Pancreatic cancer is currently incurable. It is resistant to all known cancer treatments, including chemotherapy. Recent research may help change that. Chemotherapy has not been successful of chemotherapy resistance, much of which appears to be the result of an enzyme called TAK−1. A recent study has found that by deactivating this enzyme, researchers were able to kill pancreatic cancer cell lines with low doses of chemotherapeutic agents.

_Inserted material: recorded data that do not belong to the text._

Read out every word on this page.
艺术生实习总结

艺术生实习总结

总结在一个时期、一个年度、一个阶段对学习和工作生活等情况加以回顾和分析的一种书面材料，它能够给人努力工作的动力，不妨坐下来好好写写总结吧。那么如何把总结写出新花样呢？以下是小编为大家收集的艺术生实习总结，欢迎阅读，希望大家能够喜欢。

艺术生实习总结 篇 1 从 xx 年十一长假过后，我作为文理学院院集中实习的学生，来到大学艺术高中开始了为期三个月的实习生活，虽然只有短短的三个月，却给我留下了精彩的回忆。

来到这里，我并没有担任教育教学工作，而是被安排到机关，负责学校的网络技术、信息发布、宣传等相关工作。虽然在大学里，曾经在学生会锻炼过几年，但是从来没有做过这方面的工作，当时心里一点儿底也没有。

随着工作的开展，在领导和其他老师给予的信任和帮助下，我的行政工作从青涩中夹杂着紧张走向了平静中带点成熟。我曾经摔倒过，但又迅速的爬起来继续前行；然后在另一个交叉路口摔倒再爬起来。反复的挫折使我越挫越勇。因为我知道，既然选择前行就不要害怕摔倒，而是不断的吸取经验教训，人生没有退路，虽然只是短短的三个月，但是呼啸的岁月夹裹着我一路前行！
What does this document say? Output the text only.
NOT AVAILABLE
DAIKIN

The same strategy allowed the researchers to shrink pancreatic tumors in mice, lengthening their lives.

The combination shrank the size of pancreatic tumors by up to 78% and increased the average survival of the mice from 68 to 122 days.

The issue of chemotherapy resistance is important because pancreatic cancer cells can be killed in the laboratory with standard chemotherapy drugs, but the doses required are way too high to even consider using them in humans. Researchers at the M. D. Anderson Cancer Center in Houston, Texas had been studying the role of the enzyme TAK−1 in the development of pancreatic cancer. They developed a drug which blocked TAK−1 and found that it lowered the cancer cells' resistance to chemotherapeutic drugs. In the presence of TAK−1 inhibitor, doses of three standard chemotherapy agents (gemcitabine, oxaliplatin and SN−38) could be reduced up to 70−fold and still kill the same number of cancer cells. This suggested that the same approach might work in animals and humans.

The researchers then tested the TAK−1 inhibitor in mice, in combination with a very low dose of the chemotherapy drug gemcitabine, a dose that would have been ineffective on its own. The combination shrank the size of pancreatic tumors by up to 78% and increased the average survival of the mice from 68 to 122 days.

The researchers plan to test whether the TAK−1 inhibitor can also lower the required dose of other chemotherapy drugs down to non−toxic levels in mice. They ultimately hope to conduct clinical trials in humans.

Considering that there is no currently effective treatment for pancreatic cancer, any treatment that helps would be welcome.

The research was presented September 24, 2009 in Berlin, at Europe's largest cancer conference, held jointly by the European Cancer Organization and the European Society for Medical Oncology (ECCO−ESMO). It was presented by Dr. Davide Melisi, formerly a fellow at the Anderson Center and currently a staff member of the National Cancer Institute in Naples, Italy.